Your concern is correct: If your input is a list of files, rather than
the files themselves, then the tasks would not be data-local - since
the task input would just be the list of files, and the files' data
may reside on any node/rack of the cluster.
However, your job will still run as the HDFS reads do remote reads
transparently without developer intervention and all will still work
as you've written it to. If a block is found local to the DN, it is
read locally as well - all of this is automatic.
Are your input lists big (for each compressed output)?
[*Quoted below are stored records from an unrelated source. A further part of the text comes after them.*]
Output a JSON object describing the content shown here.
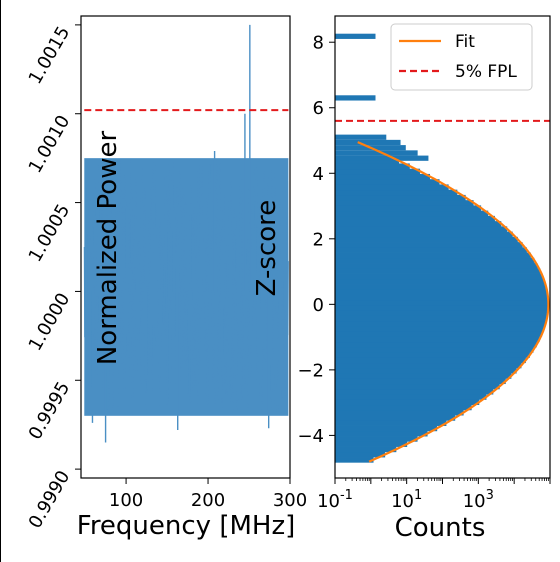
{
  "chart_data": [
    {
      "type": "line",
      "xlabel": "Frequency [MHz]",
      "ylabel": "Normalized Power",
      "xlim": [
        45,
        300
      ],
      "ylim": [
        0.99895,
        1.00155
      ],
      "xticks": [
        100,
        200,
        300
      ],
      "yticks": [
        0.999,
        0.9995,
        1.0,
        1.0005,
        1.001,
        1.0015
      ],
      "ytick_labels": [
        "0.9990",
        "0.9995",
        "1.0000",
        "1.0005",
        "1.0010",
        "1.0015"
      ],
      "line_color": "#4a8fc4",
      "band": {
        "upper": 1.00075,
        "lower": 0.9993,
        "mean": 1.0
      },
      "spikes": [
        {
          "x": 251,
          "y": 1.0015
        },
        {
          "x": 245,
          "y": 1.001
        },
        {
          "x": 59,
          "y": 0.99926
        },
        {
          "x": 75,
          "y": 0.99915
        },
        {
          "x": 163,
          "y": 0.99922
        },
        {
          "x": 274,
          "y": 0.99923
        },
        {
          "x": 208,
          "y": 1.00079
        }
      ],
      "hline": {
        "y": 1.00102,
        "color": "#e31a1c",
        "style": "dashed"
      },
      "grid": false
    },
    {
      "type": "histogram",
      "orientation": "horizontal",
      "xlabel": "Counts",
      "ylabel": "Z-score",
      "xscale": "log",
      "xlim": [
        0.1,
        100000
      ],
      "ylim": [
        -5.3,
        8.8
      ],
      "xticks": [
        0.1,
        10,
        1000
      ],
      "xtick_labels": [
        "10^-1",
        "10^1",
        "10^3"
      ],
      "yticks": [
        -4,
        -2,
        0,
        2,
        4,
        6,
        8
      ],
      "ytick_labels": [
        "−4",
        "−2",
        "0",
        "2",
        "4",
        "6",
        "8"
      ],
      "bar_color": "#1f77b4",
      "bin_width": 0.16,
      "peak_count": 90000,
      "outlier_bins": [
        {
          "z": 8.18,
          "count": 1
        },
        {
          "z": 6.3,
          "count": 1
        },
        {
          "z": 5.1,
          "count": 2
        },
        {
          "z": 4.94,
          "count": 5
        },
        {
          "z": 4.78,
          "count": 7
        },
        {
          "z": 4.62,
          "count": 15
        },
        {
          "z": 4.46,
          "count": 30
        }
      ],
      "fit": {
        "name": "Fit",
        "color": "#ff7f0e",
        "peak_count": 90000,
        "z_range": [
          -4.8,
          4.95
        ]
      },
      "hline": {
        "name": "5% FPL",
        "y": 5.6,
        "color": "#e31a1c",
        "style": "dashed"
      },
      "legend": {
        "position": "top-right",
        "entries": [
          "Fit",
          "5% FPL"
        ]
      },
      "grid": false
    }
  ]
}
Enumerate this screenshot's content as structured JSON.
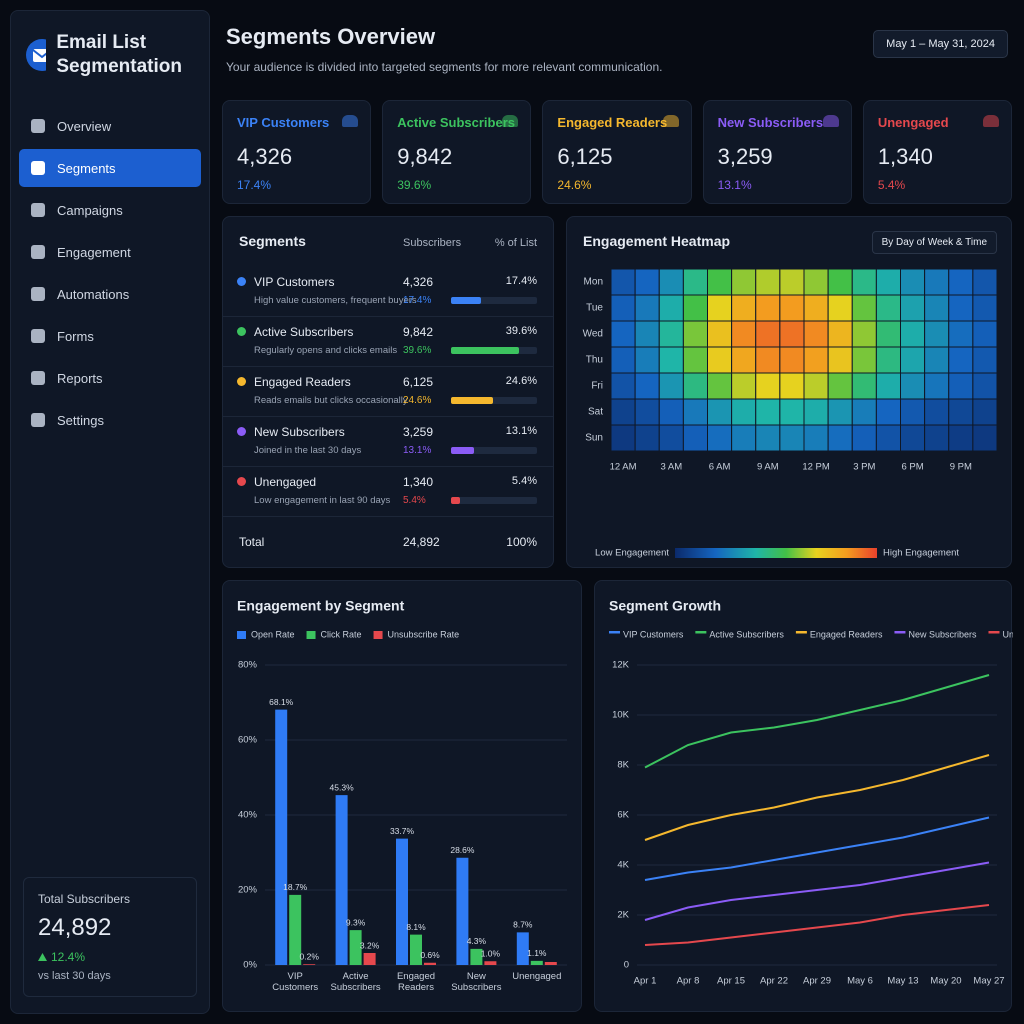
{
  "app": {
    "title": "Email List Segmentation"
  },
  "nav": {
    "items": [
      "Overview",
      "Segments",
      "Campaigns",
      "Engagement",
      "Automations",
      "Forms",
      "Reports",
      "Settings"
    ],
    "active": "Segments"
  },
  "summary": {
    "label": "Total Subscribers",
    "value": "24,892",
    "change": "12.4%",
    "period": "vs last 30 days"
  },
  "header": {
    "title": "Segments Overview",
    "subtitle": "Your audience is divided into targeted segments for more relevant communication.",
    "date_range": "May 1 – May 31, 2024"
  },
  "cards": [
    {
      "name": "VIP Customers",
      "value": "4,326",
      "share": "17.4%",
      "color": "#3b82f6"
    },
    {
      "name": "Active Subscribers",
      "value": "9,842",
      "share": "39.6%",
      "color": "#3cc35f"
    },
    {
      "name": "Engaged Readers",
      "value": "6,125",
      "share": "24.6%",
      "color": "#f5b82e"
    },
    {
      "name": "New Subscribers",
      "value": "3,259",
      "share": "13.1%",
      "color": "#8b5cf6"
    },
    {
      "name": "Unengaged",
      "value": "1,340",
      "share": "5.4%",
      "color": "#e5484d"
    }
  ],
  "segments_table": {
    "title": "Segments",
    "columns": [
      "Subscribers",
      "% of List"
    ],
    "rows": [
      {
        "name": "VIP Customers",
        "description": "High value customers, frequent buyers",
        "subscribers": "4,326",
        "percent": 17.4,
        "percent_label": "17.4%",
        "color": "#3b82f6"
      },
      {
        "name": "Active Subscribers",
        "description": "Regularly opens and clicks emails",
        "subscribers": "9,842",
        "percent": 39.6,
        "percent_label": "39.6%",
        "color": "#3cc35f"
      },
      {
        "name": "Engaged Readers",
        "description": "Reads emails but clicks occasionally",
        "subscribers": "6,125",
        "percent": 24.6,
        "percent_label": "24.6%",
        "color": "#f5b82e"
      },
      {
        "name": "New Subscribers",
        "description": "Joined in the last 30 days",
        "subscribers": "3,259",
        "percent": 13.1,
        "percent_label": "13.1%",
        "color": "#8b5cf6"
      },
      {
        "name": "Unengaged",
        "description": "Low engagement in last 90 days",
        "subscribers": "1,340",
        "percent": 5.4,
        "percent_label": "5.4%",
        "color": "#e5484d"
      }
    ],
    "total": {
      "label": "Total",
      "subscribers": "24,892",
      "percent": "100%"
    }
  },
  "heatmap": {
    "title": "Engagement Heatmap",
    "view": "By Day of Week & Time",
    "rows": [
      "Mon",
      "Tue",
      "Wed",
      "Thu",
      "Fri",
      "Sat",
      "Sun"
    ],
    "column_labels": [
      "12 AM",
      "3 AM",
      "6 AM",
      "9 AM",
      "12 PM",
      "3 PM",
      "6 PM",
      "9 PM"
    ],
    "values": [
      [
        15,
        20,
        30,
        45,
        55,
        62,
        65,
        66,
        62,
        55,
        45,
        38,
        30,
        25,
        20,
        15
      ],
      [
        18,
        25,
        38,
        55,
        70,
        80,
        85,
        85,
        80,
        70,
        58,
        45,
        35,
        28,
        20,
        16
      ],
      [
        20,
        28,
        42,
        60,
        75,
        88,
        92,
        92,
        88,
        78,
        62,
        48,
        38,
        30,
        22,
        18
      ],
      [
        18,
        26,
        40,
        58,
        72,
        82,
        88,
        88,
        84,
        74,
        60,
        46,
        36,
        28,
        20,
        16
      ],
      [
        14,
        20,
        32,
        46,
        58,
        66,
        70,
        70,
        66,
        58,
        48,
        38,
        30,
        24,
        18,
        14
      ],
      [
        8,
        12,
        18,
        25,
        32,
        38,
        40,
        40,
        38,
        32,
        26,
        20,
        16,
        12,
        10,
        8
      ],
      [
        5,
        8,
        12,
        18,
        22,
        26,
        28,
        28,
        26,
        22,
        18,
        14,
        10,
        8,
        6,
        5
      ]
    ],
    "low_label": "Low Engagement",
    "high_label": "High Engagement"
  },
  "chart_data": [
    {
      "type": "bar",
      "title": "Engagement by Segment",
      "categories": [
        "VIP Customers",
        "Active Subscribers",
        "Engaged Readers",
        "New Subscribers",
        "Unengaged"
      ],
      "series": [
        {
          "name": "Open Rate",
          "color": "#2f7bf5",
          "values": [
            68.1,
            45.3,
            33.7,
            28.6,
            8.7
          ],
          "value_labels": [
            "68.1%",
            "45.3%",
            "33.7%",
            "28.6%",
            "8.7%"
          ]
        },
        {
          "name": "Click Rate",
          "color": "#3cc35f",
          "values": [
            18.7,
            9.3,
            8.1,
            4.3,
            1.1
          ],
          "value_labels": [
            "18.7%",
            "9.3%",
            "8.1%",
            "4.3%",
            "1.1%"
          ]
        },
        {
          "name": "Unsubscribe Rate",
          "color": "#e5484d",
          "values": [
            0.2,
            3.2,
            0.6,
            1.0,
            0.8
          ],
          "value_labels": [
            "0.2%",
            "3.2%",
            "0.6%",
            "1.0%",
            null
          ]
        }
      ],
      "ylim": [
        0,
        80
      ],
      "yticks": [
        {
          "value": 0,
          "label": "0%"
        },
        {
          "value": 20,
          "label": "20%"
        },
        {
          "value": 40,
          "label": "40%"
        },
        {
          "value": 60,
          "label": "60%"
        },
        {
          "value": 80,
          "label": "80%"
        }
      ],
      "grid": true
    },
    {
      "type": "line",
      "title": "Segment Growth",
      "categories": [
        "Apr 1",
        "Apr 8",
        "Apr 15",
        "Apr 22",
        "Apr 29",
        "May 6",
        "May 13",
        "May 20",
        "May 27"
      ],
      "series": [
        {
          "name": "VIP Customers",
          "color": "#3b82f6",
          "values": [
            3400,
            3700,
            3900,
            4200,
            4500,
            4800,
            5100,
            5500,
            5900
          ]
        },
        {
          "name": "Active Subscribers",
          "color": "#3cc35f",
          "values": [
            7900,
            8800,
            9300,
            9500,
            9800,
            10200,
            10600,
            11100,
            11600
          ]
        },
        {
          "name": "Engaged Readers",
          "color": "#f5b82e",
          "values": [
            5000,
            5600,
            6000,
            6300,
            6700,
            7000,
            7400,
            7900,
            8400
          ]
        },
        {
          "name": "New Subscribers",
          "color": "#8b5cf6",
          "values": [
            1800,
            2300,
            2600,
            2800,
            3000,
            3200,
            3500,
            3800,
            4100
          ]
        },
        {
          "name": "Unengaged",
          "color": "#e5484d",
          "values": [
            800,
            900,
            1100,
            1300,
            1500,
            1700,
            2000,
            2200,
            2400
          ]
        }
      ],
      "ylim": [
        0,
        12000
      ],
      "yticks": [
        0,
        {
          "value": 2000,
          "label": "2K"
        },
        {
          "value": 4000,
          "label": "4K"
        },
        {
          "value": 6000,
          "label": "6K"
        },
        {
          "value": 8000,
          "label": "8K"
        },
        {
          "value": 10000,
          "label": "10K"
        },
        {
          "value": 12000,
          "label": "12K"
        }
      ],
      "grid": true
    }
  ]
}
And is the list
arbitrary or a defined list per goal?
On Tue, Mar 5, 2013 at 5:19 PM, Julian Bui <firstname.lastname@example.org> wrote:
> Hi hadoop users,
> I'm trying to find out if computation migration is something the developer
> needs to worry about or if it's supposed to be hidden.
> I would like to use hadoop to take in a list of image paths in the hdfs and
> then have each task compress these large, raw images into something much
> smaller - say jpeg files.
> Input: list of paths
> Output: compressed jpeg
> Since I don't really need a reduce task (I'm more using hadoop for its
> reliability and orchestration aspects), my mapper ought to just take the
> list of image paths and then work on them. As I understand it, each image
> will likely be on multiple data nodes.
> My question is how will each mapper task "migrate the computation" to the
> data nodes? I recall reading that the namenode is supposed to deal with
> this. Is it hidden from the developer? Or as the developer, do I need to
> discover where the data lies and then migrate the task to that node? Since
> my input is just a list of paths, it seems like the namenode couldn't really
> do this for me.
> Another question: Where can I find out more about this? I've looked up
> "rack awareness" and "computation migration" but haven't really found much
> code relating to either one - leading me to believe I'm not supposed to have
> to write code to deal with this.
> Anyway, could someone please help me out or set me straight on this?